The findings have the potential to increase the number of people who can receive organ transplants as well as reduce waiting times, the researchers said.

The opioid overdose epidemic in the United States has led to an increase in the number of donor organs that are available for transplant – but also a greater risk that these livers come from donors who had hepatitis C. Until recently, organs from donors with hepatitis C would be directed to people with hepatitis C on the transplant waiting list, but the impact of wider treatment for hepatitis C has led to a decline in end-stage liver disease and a reduction in the need for liver transplants among people with hepatitis C.

Recipients of an organ from a donor with hepatitis C can receive direct-acting antiviral treatment after transplantation to cure the inevitable infection with hepatitis C. This treatment is highly effective, but it would be preferable if transplant recipients didn’t become infected at all.

Dr Bashar Aqel of the Mayo Clinic College of Medicine, Phoenix, Arizona told a press conference that the practice of delaying direct-acting antiviral treatment in transplant recipients until after viremia is detected is problematic because it may lead to organ rejection or organ fibrosis.
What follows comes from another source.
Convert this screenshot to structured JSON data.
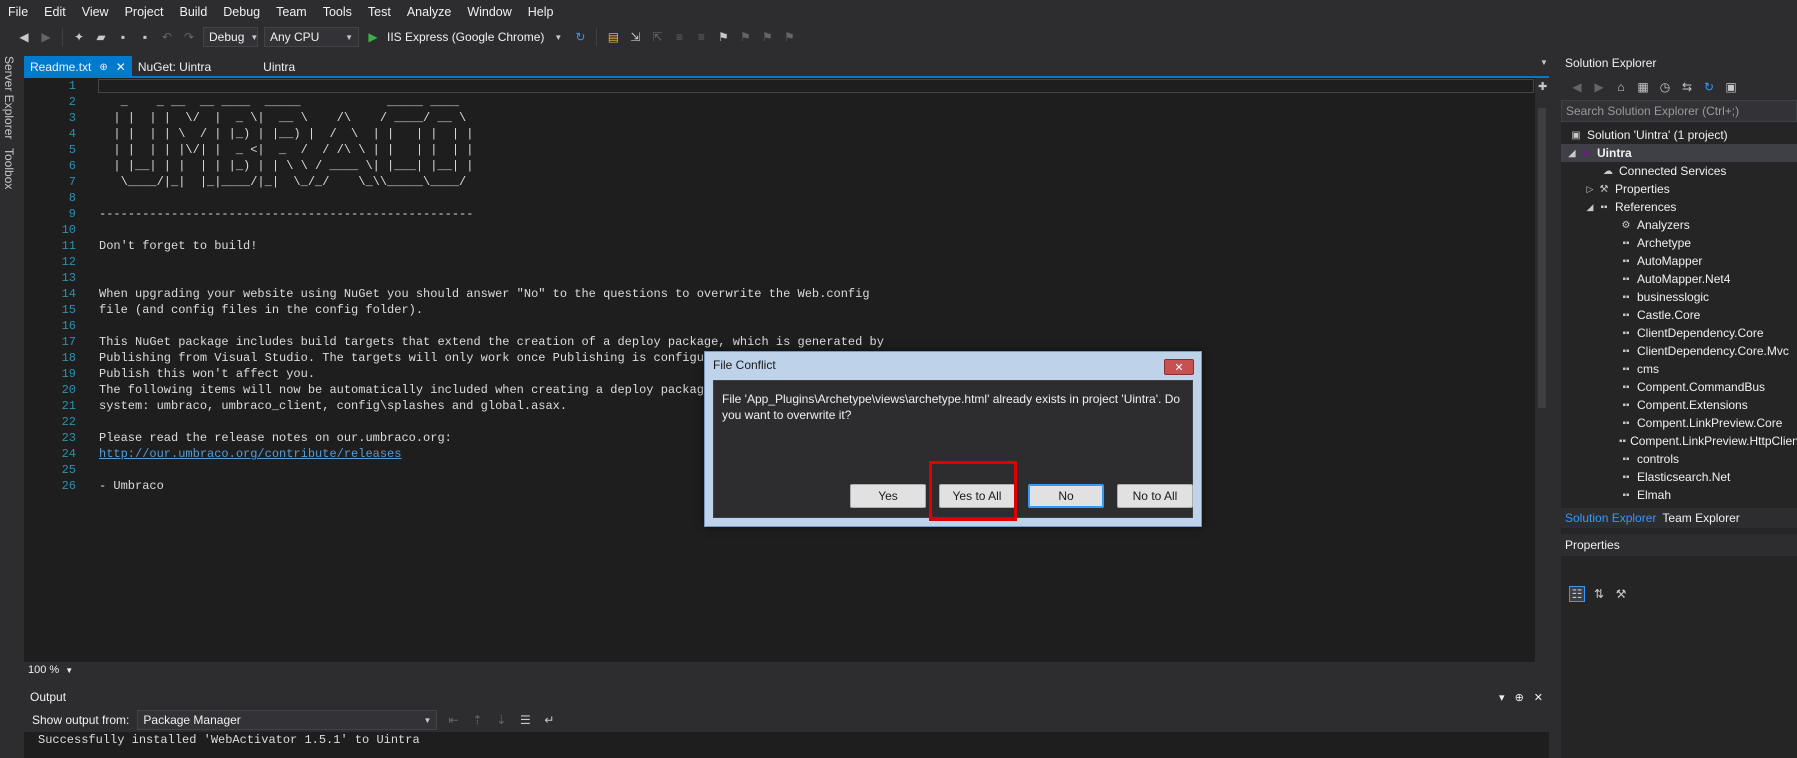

In the United States treatment is often delayed for weeks, if not months, while patients await insurance company approval to begin direct-acting antiviral treatment.

In 2019, Canadian researchers reported that 25 patients who received glecaprevir/pibrentasvir plus ezetimibe for seven days, beginning immediately prior to transplantation, all avoided becoming infected with hepatitis C.

To test whether direct-acting antiviral drugs could prevent hepatitis C infection from a donated organ, and whether a shortened regimen initiated immediately before transplantation was effective, Dr Aqel, and colleagues recruited 38 people who were in need of solid-organ transplants and had agreed to receive HCV-positive organs.

Study participants received eight days of treatment with glecaprevir and pibrentasvir (Maviret), a direct-acting antiviral combination active against all hepatitis C genotypes and with minimal drug interactions. Of particular importance, the combination has confirmed safety in people with kidney disease.

Participants also received ezetimibe, a lipid-lowering agent that blocks hepatitis C entry into liver cells.

The shortened pre-emptive regimen was started 2-4 hours before the transplant to achieve adequate blood levels and continued for 7 days after transplantation.

The study recruited 32 kidney transplant recipients, two kidney and pancreas transplant recipients, three heart transplant recipients and one heart and kidney transplant recipients. Participants had a median age of 61 years and 63% were males. The median time from transplant listing for HCV viraemic grafts to transplant was 32, 52, 71, and 151 days for heart, heart/kidney, kidney, and kidney/pancreas transplant recipients, respectively. The median donor age was 35 years.

All participants completed the pre-emptive treatment regimen successfully and none became infected with hepatitis C despite early detection of HCV RNA between days 1 and 14 in most participants.

The peak viral load, detected on day 1, was 6870 IU/ml but in most cases transient viremia peaked at lower levels. Twelve had detectable viremia at day 7 and four at day 14 but all became undetectable by day 21 despite no further treatment beyond day 7. However, 16% never had detectable viral load.

One kidney transplant recipient died after graft rejection. In the remaining kidney transplant recipients, kidney function began to normalise by week 4 and continued to improve through the 24-week follow-up period.

The shortened regimen saved $36,000 compared to 12 weeks of post-transplant treatment, said Dr Aqel, and the study findings confirmed that the shortened regimen is safe and highly effective.

Reference

Aqel B et al. Multicenter prospective study for the use of shortened pre-emptive therapy with glecaprevir/pibrentasvir (G/P) and ezetimibe in hepatitis C (HCV) seronegative non-liver solid organ transplant recipients of HCV viremic grafts. International Liver Congress, London, abstract OS002, 2022.